Stand with me at the edge of the crowd, and play the scene over again in your mind. Go slowly enough to recognize the range of emotions that pass through. Perhaps you know this woman and her condition; what do you feel and think as you see her shoving her way through the crowd? Have you ever felt like that before? And how do you feel, and what do you think, when you see Jesus stop and look round? Are you cross that he’s been distracted from what he was on his way to do? (If you were Jairus, with your daughter on the point of death, you might well be frustrated at this interruption.) And what do you think about Jesus saying it was the woman’s faith that had rescued her? Have you got faith like that? If not, are you just a little bit jealous?

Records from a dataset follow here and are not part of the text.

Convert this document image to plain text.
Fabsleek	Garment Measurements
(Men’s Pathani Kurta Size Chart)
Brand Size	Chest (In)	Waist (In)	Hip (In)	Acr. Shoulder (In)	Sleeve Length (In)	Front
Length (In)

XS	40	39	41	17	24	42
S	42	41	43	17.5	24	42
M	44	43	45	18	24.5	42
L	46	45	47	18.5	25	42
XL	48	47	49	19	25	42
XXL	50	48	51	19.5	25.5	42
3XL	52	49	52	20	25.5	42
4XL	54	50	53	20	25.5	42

Whatever your thoughts and feelings, seize the moment. Come up, yourself, in the crowd. Come close enough to Jesus so that you can talk together as he walks on towards Jairus’s house. He will have enough time to listen to you, too. Perhaps he will ask you what you most want him to do for you. Perhaps he will challenge you: have you got faith? Do you want to be free, free as a bird?

Today

Give us, gracious Lord, the faith to come right up to you, to touch you in the crowd, to say what it is we need and want you to do for us.